ただ、どんな具合にかけばいいのかがわからない。
用件だけを書くのか。
はたまた・・・拝啓、キューピットエンジェル様・・とでもするのか。
今回はぁ、お願いしますぅ!なんて、友達感覚でいくのか・・・。
「っていうか、なんでまじないごときで悩んでる!?
私のバカバカバカ!
そうよ!気楽にいけばいいのよ。
どーせ、台所でお茶を飲んで帰ってきても窓に張り付いてるんだろうし!
自己満足で終わればいいわ!」
なんて、開き直ってみせる。
「とりあえず・・・」
内容を書き留めて便箋にしまった。
コンコン
「はい。」
「唯、お茶入れたの。持ってきたから。」
「え゛?」
「いらなかった?」
「い、いや・・・そうじゃなくて・・・」
「熱いから気をつけて飲むのよ。じゃね。
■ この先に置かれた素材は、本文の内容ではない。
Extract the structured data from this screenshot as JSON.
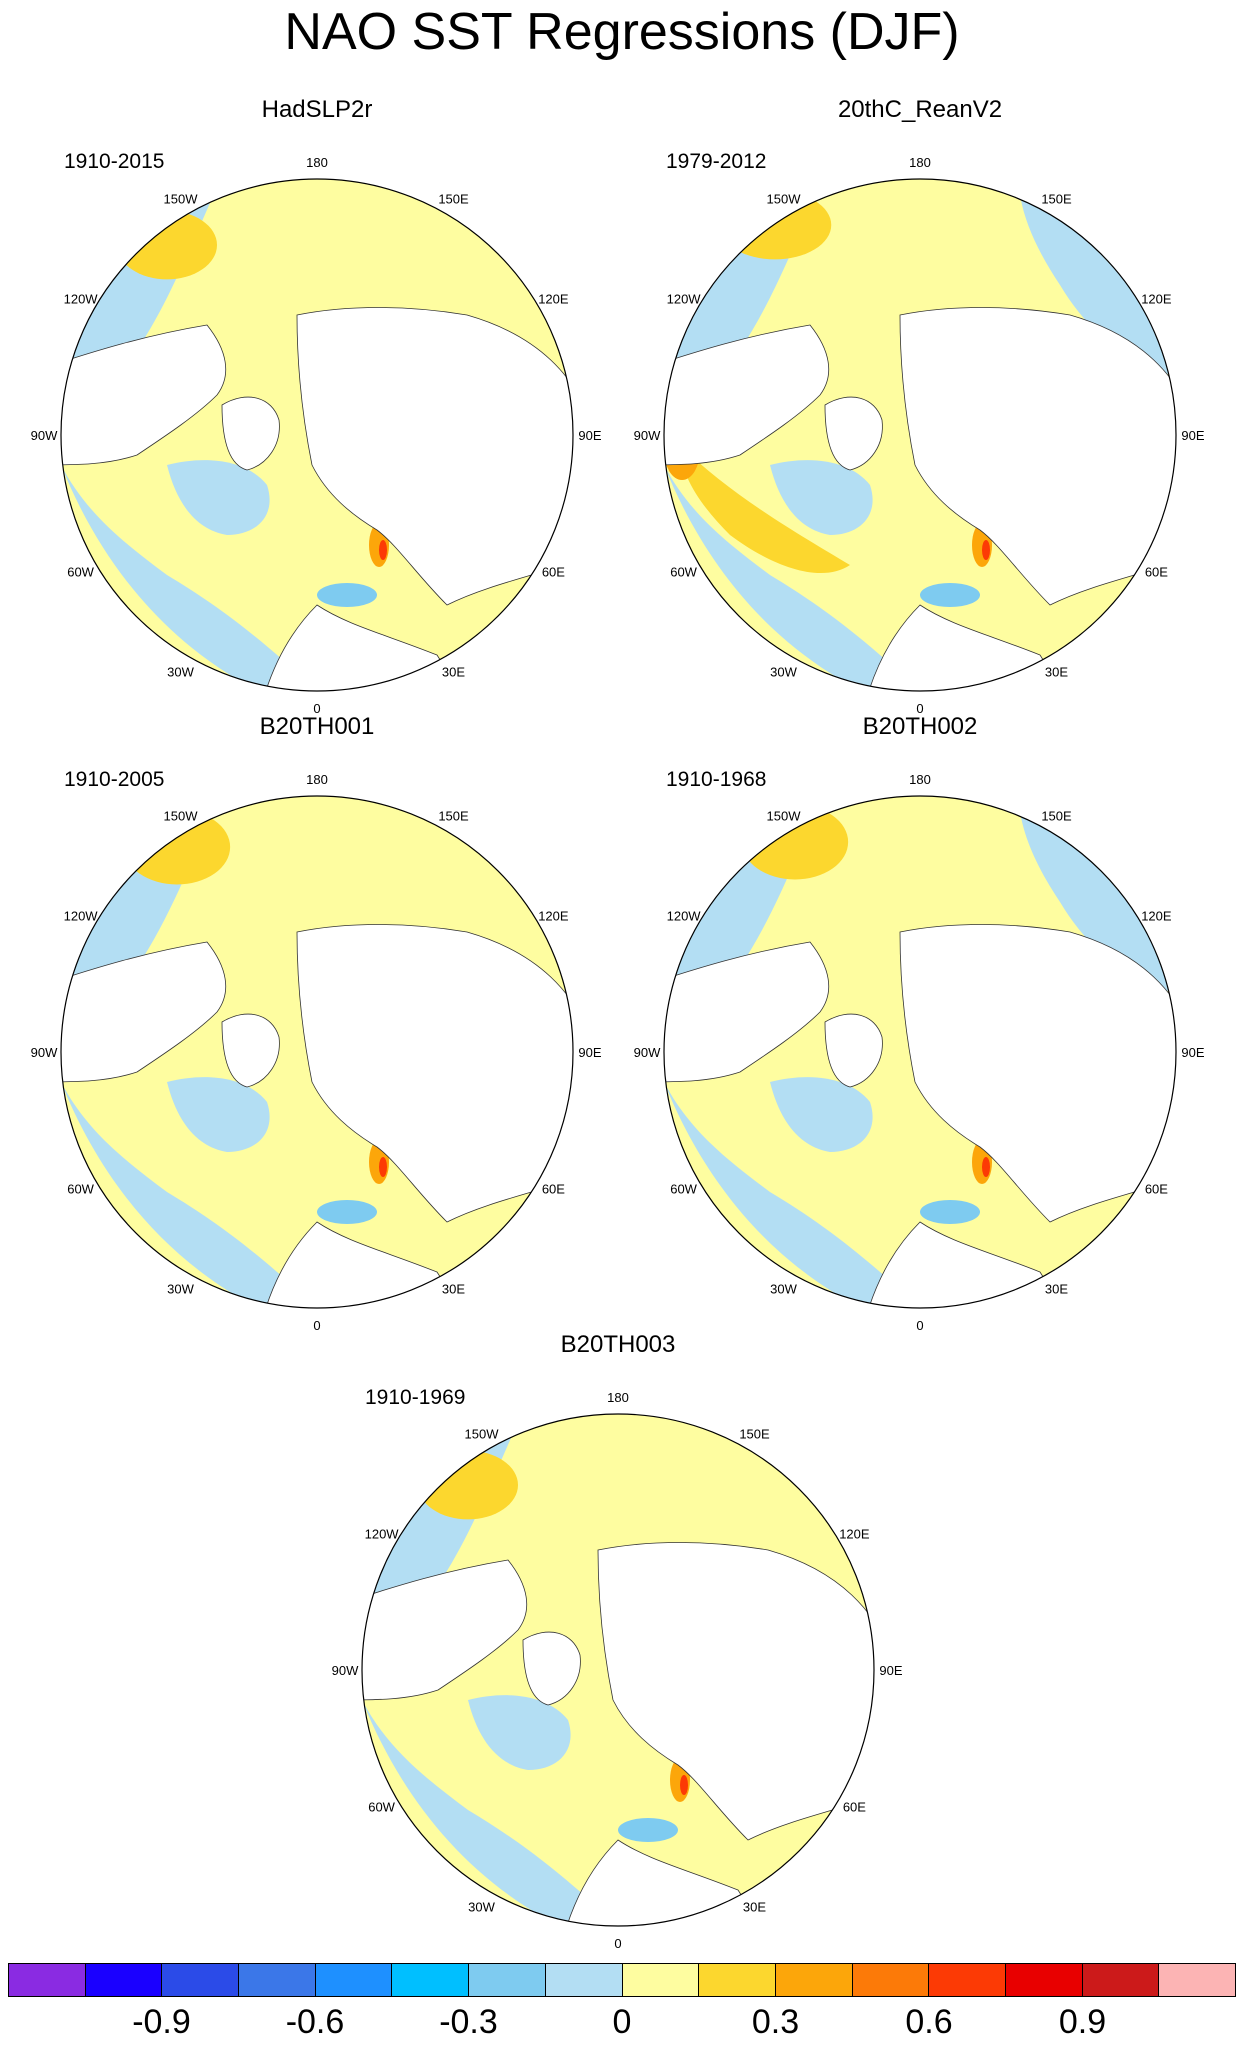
{
  "title": "NAO SST Regressions (DJF)",
  "panels": [
    {
      "name": "HadSLP2r",
      "years": "1910-2015"
    },
    {
      "name": "20thC_ReanV2",
      "years": "1979-2012"
    },
    {
      "name": "B20TH001",
      "years": "1910-2005"
    },
    {
      "name": "B20TH002",
      "years": "1910-1968"
    },
    {
      "name": "B20TH003",
      "years": "1910-1969"
    }
  ],
  "longitude_labels": [
    "180",
    "150E",
    "120E",
    "90E",
    "60E",
    "30E",
    "0",
    "30W",
    "60W",
    "90W",
    "120W",
    "150W"
  ],
  "colorbar": {
    "colors": [
      "#8a2be2",
      "#1a00ff",
      "#2b4be8",
      "#3b77e8",
      "#1e90ff",
      "#00bfff",
      "#7ecbf0",
      "#b3def3",
      "#fefda0",
      "#fcd72e",
      "#fca60a",
      "#fc7a08",
      "#fc3a05",
      "#e80000",
      "#cc1a1a",
      "#fcb4b4"
    ],
    "tick_labels": [
      "-0.9",
      "-0.6",
      "-0.3",
      "0",
      "0.3",
      "0.6",
      "0.9"
    ]
  }
}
」
母はそれだけを言って部屋を出て行く。
「台所で飲むんじゃ・・・?
ま、どこで飲んだって一緒よね。
所詮、まじないはまじないなのよ!」
窓の外側に貼り付けて、お茶を一気に飲み干した。
そして、勢い良く窓に振り返った。
「ほら!所詮はまじない。
どーってこと・・・・・・・ない、ハズ・・・
えぇ!?」
思わず目が飛び出てしまう。
貼り付けたピンクの便箋が光りだした。
バンッ
勢い良く窓を開ける。
ぴりっと小さな音をたててテープが剥がれた。
(手紙が落ちる・・・!)
そう思い、便箋を握った。
手紙から小さな光が放たれる。
まるで、CGアニメ。
手紙はまるで生き物かのように動き出した。
「なに・・・これ・・・」
驚いたのもつかの間。
唯自身も、宙に舞い上がった。
「キャッ」
それでも手紙を離すことはできない。
もし、手紙が落ちて誰かに拾われたりしたら・・・
そんなこと考えただけでも顔から湯気がでそうになった。
「絶対・・・離さないんだから。」
強めに手紙を握ると頭をゴンッと天井にぶつけて
外へと出て行った。
「ワッ・・・私、空飛んでるの?」
下を見ると落ちそうになるのは気のせいだろうか・・・
私の命綱は手紙しかない。
いや、手紙が命綱っていうのもおかしいか。
バランスが取れなくて落ちそうになる。
どんどんと上へと上っていく。
「まって・・・私宇宙にいっちゃうの?このまま・・
そうなったら・・・」
無重力・・・・
ぷかぷか~。
なんて夢みたいなことじゃない。
気圧の問題とかいろいろ踏まえると・・・
人間は宇宙へといった瞬間・・・
「破裂する・・・」
そう考えたとたん頭が真っ白になる。
わー。
きゃー。
と派手に動き回る。
手紙を離して真ッさかさまに落ちるか・・・
それとも破裂か・・・
どっちも嫌に決まっている。
どうこう考えているうちに
フワッと雲の上の・・・そのまた上。
宇宙と思われるような軽さ。
しかしそこは、昼の空のように明るくて
白い雲のようなところへと到着した。
足がふわっと雲のような地面にふれ、思わず腰が抜けそうになる。
死ぬと思っていたのに、なんだろう。
ここは・・・
「とりあえず、生きてる!よかったー!!」
手を上げたとたん、握っていた手紙がハイスピードで飛んでいった。
もちろん、自分も。
雲のような地面と平行に進むこと3秒。
ゴツンッとピンクのポストに顔面をぶつけた。
「イタタタタ・・・なに、このポストぉ・・・」
ぶつけた拍子に手紙を離すと、手紙は綺麗にふわっと飛んで
ポストの中に入っていった。
「さっきのところから、このポストまで一直線に進んでいったのね・・・」
なぜか、感心してしまう。
ふと視線を感じて後ろを振り返った。
「わっ・・・」
ゆるやかなウェーブの金髪。
腰までと伸びていて、そのきれいな金色を引き立たせるような
白色のワンピース。
年は・・・小学校6年あたりだろうか。
それよりも少し、幼く見えるが。
とにかく、美少女だった。
うわ~・・・
難しい。
漫画で表現したほうがわかりやすい!
って思うほど。
全然ご理解いただけなかったらすみません!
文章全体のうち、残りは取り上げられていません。